No dia 5 de maio passado, o Supremo Tribunal Federal (STF) reconheceu que as uniões estáveis entre casais do mesmo sexo têm a mesma validade legal daquelas estabelecidas por casais heterossexuais. Além do impacto social e familiar, essa decisão tem profundas implicações patrimoniais e financeiras. Casais do mesmo sexo podem pleitear direitos que fazem muita diferença no bolso, como a inserção do cônjuge nos planos de saúde, entre outros (veja quadro mais abaixo). 

 

A decisão do STF já provoca movimentações no sistema financeiro. Bancos e seguradoras começam a delinear produtos voltados para esses consumidores. Financiamentos imobiliários, apólices de seguro e planos de previdência privada, além de estratégias tributárias de sucessão patrimonial, vão passar a ser oferecidos também aos casais homoafetivos em união estável.

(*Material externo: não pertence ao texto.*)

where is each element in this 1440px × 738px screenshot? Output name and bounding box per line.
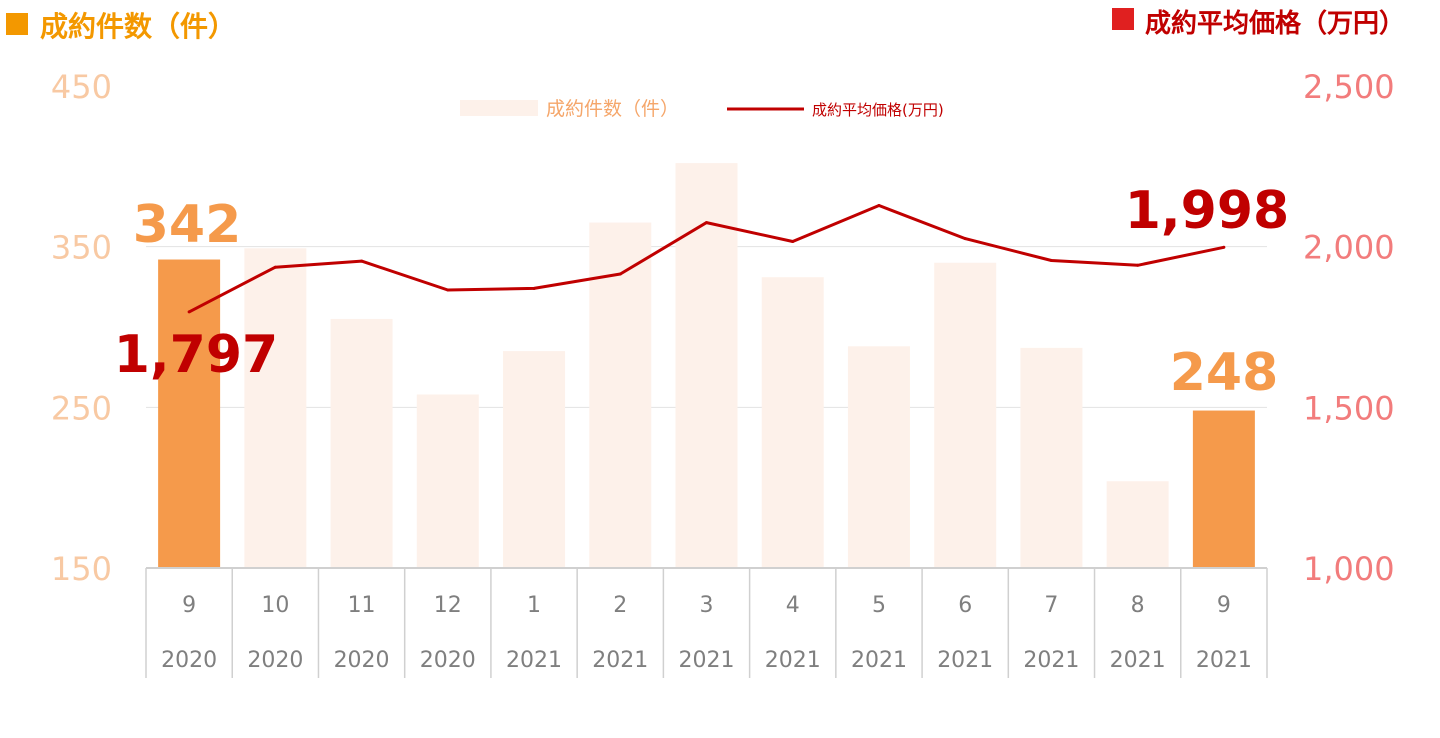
category-month-label: 9 — [1217, 593, 1231, 618]
bar — [244, 248, 307, 569]
line-point — [1222, 245, 1226, 249]
bar-highlight — [1192, 410, 1255, 568]
category-year-label: 2020 — [161, 648, 217, 673]
left-axis-tick-label: 250 — [51, 389, 112, 427]
category-month-label: 9 — [182, 593, 196, 618]
line-label-first: 1,797 — [114, 325, 278, 385]
right-axis-tick-label: 2,000 — [1303, 229, 1395, 267]
bar-label-last: 248 — [1170, 343, 1279, 403]
category-year-label: 2020 — [247, 648, 303, 673]
line-point — [618, 272, 622, 276]
category-month-label: 10 — [261, 593, 289, 618]
line-point — [963, 237, 967, 241]
left-axis-ticks: 150 250 350 450 — [51, 68, 112, 588]
legend: 成約件数（件） 成約平均価格(万円) — [460, 98, 944, 120]
right-title-square — [1112, 8, 1134, 30]
right-axis-tick-label: 1,000 — [1303, 550, 1395, 588]
category-year-label: 2021 — [1196, 648, 1252, 673]
right-axis-ticks: 1,000 1,500 2,000 2,500 — [1303, 68, 1395, 588]
category-year-label: 2021 — [679, 648, 735, 673]
category-year-label: 2021 — [765, 648, 821, 673]
bar — [847, 346, 910, 568]
bar-highlight — [158, 259, 221, 568]
bar — [416, 394, 479, 568]
category-month-label: 3 — [700, 593, 714, 618]
bar — [761, 277, 824, 568]
category-year-label: 2021 — [592, 648, 648, 673]
left-axis-title: 成約件数（件） — [40, 10, 236, 43]
bar — [675, 163, 738, 568]
legend-line-label: 成約平均価格(万円) — [812, 101, 944, 119]
line-series — [187, 204, 1226, 314]
line-point — [446, 288, 450, 292]
category-month-label: 7 — [1044, 593, 1058, 618]
bar — [589, 222, 652, 569]
category-year-label: 2020 — [420, 648, 476, 673]
left-axis-tick-label: 450 — [51, 68, 112, 106]
left-axis-tick-label: 350 — [51, 229, 112, 267]
line-point — [791, 240, 795, 244]
line-point — [877, 204, 881, 208]
category-month-label: 11 — [348, 593, 376, 618]
line-label-last: 1,998 — [1125, 181, 1289, 241]
right-axis-title: 成約平均価格（万円） — [1145, 8, 1405, 39]
category-month-label: 5 — [872, 593, 886, 618]
left-axis-tick-label: 150 — [51, 550, 112, 588]
bar-series — [158, 163, 1255, 569]
category-year-label: 2021 — [937, 648, 993, 673]
category-month-label: 4 — [786, 593, 800, 618]
line-point — [1049, 258, 1053, 262]
bar — [503, 351, 566, 568]
category-month-label: 2 — [613, 593, 627, 618]
category-month-label: 12 — [434, 593, 462, 618]
category-year-label: 2020 — [334, 648, 390, 673]
bar — [934, 262, 997, 568]
legend-bar-swatch — [460, 100, 538, 116]
line-point — [360, 259, 364, 263]
category-year-label: 2021 — [851, 648, 907, 673]
line-point — [532, 286, 536, 290]
category-year-label: 2021 — [1023, 648, 1079, 673]
bar — [330, 318, 393, 568]
category-axis: 9 2020 10 2020 11 2020 12 2020 1 2021 2 2021 3 2021 4 2… — [145, 567, 1268, 678]
line-point — [273, 265, 277, 269]
bar — [1020, 347, 1083, 568]
category-month-label: 1 — [527, 593, 541, 618]
right-axis-tick-label: 2,500 — [1303, 68, 1395, 106]
category-year-label: 2021 — [506, 648, 562, 673]
legend-bar-label: 成約件数（件） — [546, 98, 679, 120]
category-month-label: 6 — [958, 593, 972, 618]
bar — [1106, 481, 1169, 568]
bar-label-first: 342 — [133, 195, 242, 255]
category-month-label: 8 — [1131, 593, 1145, 618]
category-year-label: 2021 — [1110, 648, 1166, 673]
right-axis-tick-label: 1,500 — [1303, 389, 1395, 427]
line-point — [187, 310, 191, 314]
left-title-square — [6, 13, 28, 35]
line-point — [705, 221, 708, 225]
line-point — [1136, 263, 1140, 267]
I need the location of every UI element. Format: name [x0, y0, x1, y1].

Os bancos ainda não se sentem confortáveis em lidar com esse público, tanto que nenhum quis revelar à DINHEIRO o que oferece para esses clientes. 

 

No entanto, consultores e planejadores financeiros avaliam que o maior crescimento deverá ocorrer nos financiamentos imobiliários, que já eram oferecidos para pessoas do mesmo sexo em algumas instituições financeiras, e nos planos de previdência privada. “Ficará mais fácil transferir benefícios e patrimônio para o cônjuge”, diz o advogado Rodrigo de Mesquita Pereira, de São Paulo.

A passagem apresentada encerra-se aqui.